すると、直前まで彼女がいた場所に、蛇のような形状をした、透明な液体が叩きつけられた。
「魔物だ」
俺は端的に状況を伝えた。
姿の見えない魔物は、その透明な触手を水の中へと引っ込める。
するとその触手すらも完全に水と同化して視認できなくなってしまった。
> クリア・スライム。清流の洞窟ダンジョンに出現するスライム系の魔物。
有識者リスナーの解説がコメント欄に流れてくる。
なるほど。透明だから水中にいる限りは認識が難しいモンスターか。なかなか厄介そうだ。
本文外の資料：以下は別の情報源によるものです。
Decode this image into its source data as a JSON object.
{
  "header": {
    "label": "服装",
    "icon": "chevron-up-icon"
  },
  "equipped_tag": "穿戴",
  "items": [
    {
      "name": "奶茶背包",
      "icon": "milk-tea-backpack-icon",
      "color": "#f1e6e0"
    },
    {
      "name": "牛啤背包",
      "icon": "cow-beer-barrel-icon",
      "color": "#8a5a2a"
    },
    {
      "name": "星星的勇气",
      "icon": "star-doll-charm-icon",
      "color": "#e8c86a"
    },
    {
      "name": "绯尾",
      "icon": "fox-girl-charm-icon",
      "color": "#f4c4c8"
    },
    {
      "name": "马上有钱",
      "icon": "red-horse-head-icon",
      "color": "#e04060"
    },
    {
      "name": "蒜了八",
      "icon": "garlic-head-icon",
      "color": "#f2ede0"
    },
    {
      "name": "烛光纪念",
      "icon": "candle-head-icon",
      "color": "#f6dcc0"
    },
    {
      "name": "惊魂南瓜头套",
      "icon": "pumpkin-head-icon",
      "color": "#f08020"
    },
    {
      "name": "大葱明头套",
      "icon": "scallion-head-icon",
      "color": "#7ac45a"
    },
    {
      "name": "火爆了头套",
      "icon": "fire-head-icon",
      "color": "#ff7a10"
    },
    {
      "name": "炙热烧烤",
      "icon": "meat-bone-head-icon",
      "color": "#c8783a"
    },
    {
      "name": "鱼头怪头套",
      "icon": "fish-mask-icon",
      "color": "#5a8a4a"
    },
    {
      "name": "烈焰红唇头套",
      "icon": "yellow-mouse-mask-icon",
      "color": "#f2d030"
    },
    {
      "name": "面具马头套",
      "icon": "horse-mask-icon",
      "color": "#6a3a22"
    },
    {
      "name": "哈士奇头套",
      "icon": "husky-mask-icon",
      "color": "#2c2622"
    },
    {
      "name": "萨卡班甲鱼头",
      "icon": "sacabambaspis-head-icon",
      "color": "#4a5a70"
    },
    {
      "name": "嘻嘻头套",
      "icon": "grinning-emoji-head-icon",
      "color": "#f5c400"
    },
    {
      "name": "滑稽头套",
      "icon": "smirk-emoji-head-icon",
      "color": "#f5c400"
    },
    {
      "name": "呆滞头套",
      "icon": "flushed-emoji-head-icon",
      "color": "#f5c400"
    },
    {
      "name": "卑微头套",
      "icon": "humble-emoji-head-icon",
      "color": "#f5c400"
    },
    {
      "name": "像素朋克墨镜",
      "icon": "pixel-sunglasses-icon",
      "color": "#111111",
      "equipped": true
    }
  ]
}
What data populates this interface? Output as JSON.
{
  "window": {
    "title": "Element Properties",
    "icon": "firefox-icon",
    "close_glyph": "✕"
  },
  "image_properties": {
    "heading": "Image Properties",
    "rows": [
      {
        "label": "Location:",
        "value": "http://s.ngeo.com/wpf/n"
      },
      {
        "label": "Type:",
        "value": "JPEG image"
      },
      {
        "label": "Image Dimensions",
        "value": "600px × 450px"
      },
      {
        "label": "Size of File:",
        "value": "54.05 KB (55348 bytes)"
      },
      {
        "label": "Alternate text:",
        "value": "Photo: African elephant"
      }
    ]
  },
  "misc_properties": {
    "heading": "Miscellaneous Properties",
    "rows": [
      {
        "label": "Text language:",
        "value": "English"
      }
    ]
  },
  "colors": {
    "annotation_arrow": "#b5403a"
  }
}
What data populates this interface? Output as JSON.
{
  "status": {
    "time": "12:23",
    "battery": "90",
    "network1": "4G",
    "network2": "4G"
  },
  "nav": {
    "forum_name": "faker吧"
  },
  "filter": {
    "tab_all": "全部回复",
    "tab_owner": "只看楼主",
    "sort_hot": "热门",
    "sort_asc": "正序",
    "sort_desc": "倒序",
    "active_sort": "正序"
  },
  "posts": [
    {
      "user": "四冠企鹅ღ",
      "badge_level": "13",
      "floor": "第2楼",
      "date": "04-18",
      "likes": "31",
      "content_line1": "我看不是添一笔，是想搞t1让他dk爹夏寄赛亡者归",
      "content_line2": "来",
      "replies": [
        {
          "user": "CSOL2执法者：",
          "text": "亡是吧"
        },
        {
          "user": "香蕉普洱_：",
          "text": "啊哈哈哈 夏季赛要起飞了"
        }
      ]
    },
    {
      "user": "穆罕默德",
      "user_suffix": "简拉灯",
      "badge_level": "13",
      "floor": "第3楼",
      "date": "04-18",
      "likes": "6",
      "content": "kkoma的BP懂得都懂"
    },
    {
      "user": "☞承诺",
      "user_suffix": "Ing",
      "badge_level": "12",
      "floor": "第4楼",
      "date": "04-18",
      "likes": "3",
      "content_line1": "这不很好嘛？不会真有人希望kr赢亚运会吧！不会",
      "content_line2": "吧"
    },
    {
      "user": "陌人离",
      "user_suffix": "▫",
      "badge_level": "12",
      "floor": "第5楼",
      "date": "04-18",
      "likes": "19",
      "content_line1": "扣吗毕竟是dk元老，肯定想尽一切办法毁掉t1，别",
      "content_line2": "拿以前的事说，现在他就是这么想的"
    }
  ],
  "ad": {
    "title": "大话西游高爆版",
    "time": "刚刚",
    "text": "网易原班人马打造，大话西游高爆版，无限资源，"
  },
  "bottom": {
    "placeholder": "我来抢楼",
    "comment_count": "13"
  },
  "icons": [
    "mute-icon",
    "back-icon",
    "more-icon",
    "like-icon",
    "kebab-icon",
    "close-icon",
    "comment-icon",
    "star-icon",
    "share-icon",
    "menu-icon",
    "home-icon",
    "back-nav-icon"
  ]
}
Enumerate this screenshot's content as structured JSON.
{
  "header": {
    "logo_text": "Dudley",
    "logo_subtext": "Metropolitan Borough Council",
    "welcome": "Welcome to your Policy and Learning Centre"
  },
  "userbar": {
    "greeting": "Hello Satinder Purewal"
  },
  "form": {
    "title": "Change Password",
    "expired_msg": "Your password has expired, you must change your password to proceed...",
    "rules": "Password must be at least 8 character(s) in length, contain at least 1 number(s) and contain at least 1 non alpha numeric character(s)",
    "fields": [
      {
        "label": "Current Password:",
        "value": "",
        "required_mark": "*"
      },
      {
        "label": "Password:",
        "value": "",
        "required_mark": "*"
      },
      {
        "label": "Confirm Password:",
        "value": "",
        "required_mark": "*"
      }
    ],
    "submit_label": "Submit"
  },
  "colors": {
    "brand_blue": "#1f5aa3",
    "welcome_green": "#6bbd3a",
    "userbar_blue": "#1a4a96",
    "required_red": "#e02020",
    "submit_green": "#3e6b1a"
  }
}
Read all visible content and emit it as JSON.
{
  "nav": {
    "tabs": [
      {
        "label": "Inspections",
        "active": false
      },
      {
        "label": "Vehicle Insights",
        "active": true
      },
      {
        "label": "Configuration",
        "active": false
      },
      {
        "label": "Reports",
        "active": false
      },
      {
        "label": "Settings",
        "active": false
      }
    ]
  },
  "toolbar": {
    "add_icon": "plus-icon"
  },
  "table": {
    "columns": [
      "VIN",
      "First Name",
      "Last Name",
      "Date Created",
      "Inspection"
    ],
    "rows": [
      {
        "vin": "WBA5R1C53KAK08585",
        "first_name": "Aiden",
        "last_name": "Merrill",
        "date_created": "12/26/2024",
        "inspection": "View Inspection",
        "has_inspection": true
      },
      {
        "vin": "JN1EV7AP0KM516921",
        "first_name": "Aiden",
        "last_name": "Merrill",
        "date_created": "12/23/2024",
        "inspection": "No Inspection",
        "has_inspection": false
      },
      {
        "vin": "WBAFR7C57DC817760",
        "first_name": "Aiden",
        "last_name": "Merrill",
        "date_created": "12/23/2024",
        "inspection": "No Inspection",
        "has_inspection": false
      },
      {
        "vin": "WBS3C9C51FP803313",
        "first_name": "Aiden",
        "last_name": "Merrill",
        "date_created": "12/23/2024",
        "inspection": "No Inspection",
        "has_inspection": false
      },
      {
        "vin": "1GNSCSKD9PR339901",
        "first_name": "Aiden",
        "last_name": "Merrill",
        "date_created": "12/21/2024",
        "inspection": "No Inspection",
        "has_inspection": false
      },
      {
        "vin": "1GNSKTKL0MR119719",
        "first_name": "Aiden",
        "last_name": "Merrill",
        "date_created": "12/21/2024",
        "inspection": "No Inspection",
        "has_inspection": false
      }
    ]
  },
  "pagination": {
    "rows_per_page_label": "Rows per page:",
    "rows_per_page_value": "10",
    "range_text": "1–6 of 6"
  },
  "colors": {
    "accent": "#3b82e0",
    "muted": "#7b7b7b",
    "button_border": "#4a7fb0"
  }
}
「助手さん、下がってください。ここは、わたくしが……!」
アンリが水辺へ向かって槍と盾を構える。
「わたしは師匠のように魔力を追うことはできません。……しかし、相手が生き物である限り、かならず気配を発するはずです」
少女騎士は瞳を閉じた。
おそらく、精神を集中させて相手のわずかな物音などを探しているのだろう。
「……そこです!」
水中から、ふたたび触手が襲いかかる。
それをアンリは飛び退いて避け、逆に槍を触手に突き刺すが。
「……っ。やはり手応えがありませんか」
相手はスライム系の魔物だ。物理攻撃で倒すには、核を狙わなくてはならない。
またも沈黙。アンリは水辺から少し離れて、瞳を閉じて精神を集中させた。
すると、蒼く煌めく水路が大きく揺れ、巨大な波を作り出した。
いや、波ではない。あれは――。
「本体が出てくるぞ!」
姿を現したのは、水と同じ色をした完全に透明なスライム。
こいつがクリア・スライムか。それにしてもデカい。
またしても、クソデカスライムだ。
「来ましたね。知能の低いスライム系の魔物であれば、そろそろ痺れを切らす頃だと思いました」
スライムは巨大な全身を露わにし、アンリへと触手を伸ばす。
その攻撃をギリギリで避けながら、アンリはスライムの懐へと潜り込んだ。
半ば捨て身の攻撃だが、やられる前にやる作戦は悪くない。
だが、そのとき俺は重大な見落としに気づいた。
核が……ない?
「なっ……!?」
アンリも気づいたようだ。構えた槍が行き場を失って止まる。
その隙をスライムが逃がすはずもなく、アンリを取り囲むように透明な細い触手を伸ばした。
「あっ……」
液状の触手が白銀の少女に絡みつく。両手に、胸元に、腹部に、脚に、そして首や口元までも。粘性のあるスライムの体に全身を捕えられてしまえば、自力で脱出するのは困難だ。
「し、師匠の前でこんな……」
鎧の下にまとったインナーが、水で濡れてわずかに透ける。
必死に抵抗しようと身をよじっているが、もがけばもがくほど、透明な粘液は彼女の華奢な体を締め上げていく。
「ん、んんっ……!」
息ができず、液状の触手に体をまさぐられながら、アンリは苦しげな声を漏らした。
> クリア・スライムに核はない。物理攻撃は通らないから、魔法で倒すしかないぞ
有識者リスナーよ。それを早く言いたまえ。
動けない騎士少女を捕食しようと迫るスライムの巨体を見て、俺は急いでアンリの援護に入った。